The Afşin-Elbistan area in eastern Turkey contains the largest concentration of operating coal-fired power plants in the country. These coal-fired power plants are major point sources of air pollution, with remarkably high air pollutant emission rates and impacts on communities and ecosystems both locally and for hundreds of kilometres around.

The projected highest 24-hour mean PM2.5 concentrations attributable to emissions from the Afşin A expansion.

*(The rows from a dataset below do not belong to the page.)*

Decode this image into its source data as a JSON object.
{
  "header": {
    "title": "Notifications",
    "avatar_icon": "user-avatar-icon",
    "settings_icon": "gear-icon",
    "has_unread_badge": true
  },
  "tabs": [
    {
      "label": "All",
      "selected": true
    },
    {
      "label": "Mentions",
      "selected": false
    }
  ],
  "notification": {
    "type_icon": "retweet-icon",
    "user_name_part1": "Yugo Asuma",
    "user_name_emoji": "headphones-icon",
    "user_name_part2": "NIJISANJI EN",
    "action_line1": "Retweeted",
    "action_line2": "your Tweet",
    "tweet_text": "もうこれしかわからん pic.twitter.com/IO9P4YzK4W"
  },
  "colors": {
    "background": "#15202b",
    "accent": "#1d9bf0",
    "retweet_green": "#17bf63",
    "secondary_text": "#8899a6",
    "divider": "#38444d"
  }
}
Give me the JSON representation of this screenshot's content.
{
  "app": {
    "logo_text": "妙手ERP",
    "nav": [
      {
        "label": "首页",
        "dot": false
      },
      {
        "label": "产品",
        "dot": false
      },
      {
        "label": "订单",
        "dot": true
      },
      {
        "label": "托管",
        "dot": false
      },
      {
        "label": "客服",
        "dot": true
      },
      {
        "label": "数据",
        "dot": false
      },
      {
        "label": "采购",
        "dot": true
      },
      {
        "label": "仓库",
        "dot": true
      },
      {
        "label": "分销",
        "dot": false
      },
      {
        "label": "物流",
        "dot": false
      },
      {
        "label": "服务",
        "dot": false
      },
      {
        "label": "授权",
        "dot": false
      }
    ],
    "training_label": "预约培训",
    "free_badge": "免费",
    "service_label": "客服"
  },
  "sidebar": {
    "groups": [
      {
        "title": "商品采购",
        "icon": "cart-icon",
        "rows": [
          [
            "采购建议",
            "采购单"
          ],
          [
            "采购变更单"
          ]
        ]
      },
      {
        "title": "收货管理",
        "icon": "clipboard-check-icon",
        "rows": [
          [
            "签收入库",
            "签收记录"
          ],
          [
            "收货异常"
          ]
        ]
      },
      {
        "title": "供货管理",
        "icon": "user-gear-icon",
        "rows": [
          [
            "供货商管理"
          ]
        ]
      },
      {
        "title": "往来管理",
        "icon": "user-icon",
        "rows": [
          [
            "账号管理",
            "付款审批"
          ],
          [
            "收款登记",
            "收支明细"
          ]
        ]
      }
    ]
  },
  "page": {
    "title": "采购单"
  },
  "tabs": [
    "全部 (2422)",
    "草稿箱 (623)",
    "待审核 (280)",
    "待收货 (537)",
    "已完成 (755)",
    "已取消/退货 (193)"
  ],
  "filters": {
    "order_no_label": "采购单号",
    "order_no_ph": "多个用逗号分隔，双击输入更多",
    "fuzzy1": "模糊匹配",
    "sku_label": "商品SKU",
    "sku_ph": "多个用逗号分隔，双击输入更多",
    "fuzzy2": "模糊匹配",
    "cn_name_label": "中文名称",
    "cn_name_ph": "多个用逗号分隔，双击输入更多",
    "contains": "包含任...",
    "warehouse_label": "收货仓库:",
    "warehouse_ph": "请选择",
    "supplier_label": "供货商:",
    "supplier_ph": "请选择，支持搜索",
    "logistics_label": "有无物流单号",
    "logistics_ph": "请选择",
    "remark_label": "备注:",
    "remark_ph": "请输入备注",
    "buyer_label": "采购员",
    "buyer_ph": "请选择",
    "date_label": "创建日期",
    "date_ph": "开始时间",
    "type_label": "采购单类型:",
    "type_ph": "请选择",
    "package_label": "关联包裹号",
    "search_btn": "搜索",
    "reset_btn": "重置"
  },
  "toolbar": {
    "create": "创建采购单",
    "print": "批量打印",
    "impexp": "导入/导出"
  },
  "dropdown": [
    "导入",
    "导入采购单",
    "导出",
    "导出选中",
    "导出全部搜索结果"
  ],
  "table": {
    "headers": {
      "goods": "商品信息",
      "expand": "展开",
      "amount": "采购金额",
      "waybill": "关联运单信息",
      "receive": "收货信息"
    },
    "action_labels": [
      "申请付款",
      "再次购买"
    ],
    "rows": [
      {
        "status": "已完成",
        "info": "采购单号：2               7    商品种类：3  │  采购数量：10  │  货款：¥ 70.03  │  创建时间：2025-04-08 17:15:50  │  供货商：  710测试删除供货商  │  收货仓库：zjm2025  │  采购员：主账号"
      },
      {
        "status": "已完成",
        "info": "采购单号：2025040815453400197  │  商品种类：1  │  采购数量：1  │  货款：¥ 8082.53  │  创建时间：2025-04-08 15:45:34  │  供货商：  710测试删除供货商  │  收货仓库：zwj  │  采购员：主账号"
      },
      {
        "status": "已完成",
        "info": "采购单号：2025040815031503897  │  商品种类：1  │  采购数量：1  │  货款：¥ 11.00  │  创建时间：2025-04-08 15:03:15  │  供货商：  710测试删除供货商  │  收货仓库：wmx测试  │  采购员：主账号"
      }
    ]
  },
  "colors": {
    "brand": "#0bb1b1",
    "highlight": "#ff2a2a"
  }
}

This CREA modeling case study, prepared for Greenpeace Mediterranean, provides an analysis of the air quality, toxic and health impacts of the proposed expansion of the lignite power plant Afşin A, combining detailed atmospheric modelling with existing epidemiological data and literature. 

The emissions from the studied power plant would elevate the levels of toxic particles and gases in the air over the region, increasing the risk of diseases such as stroke, lung cancer, heart and respiratory diseases in adults, as well as respiratory infections in children. SO2, NOx and dust emissions contribute to toxic particle exposure and would result in premature deaths.

The emissions from the power plant are estimated to result in 50 premature deaths per year due to exposure to PM2.5 and NO2 (95% confidence interval: 30–60). Over the operating life of the plant, the cumulative toll on health is estimated at 1,900 premature deaths (95% confidence interval: 1,200–2,500).

The plant would emit an estimated 960 kg/year of mercury, of which approximately 500 kg would be deposited within the study area, increasing toxic mercury levels. The deposition from the new plant alone would exceed the European average level in areas with 500,000 inhabitants (GMA 2018).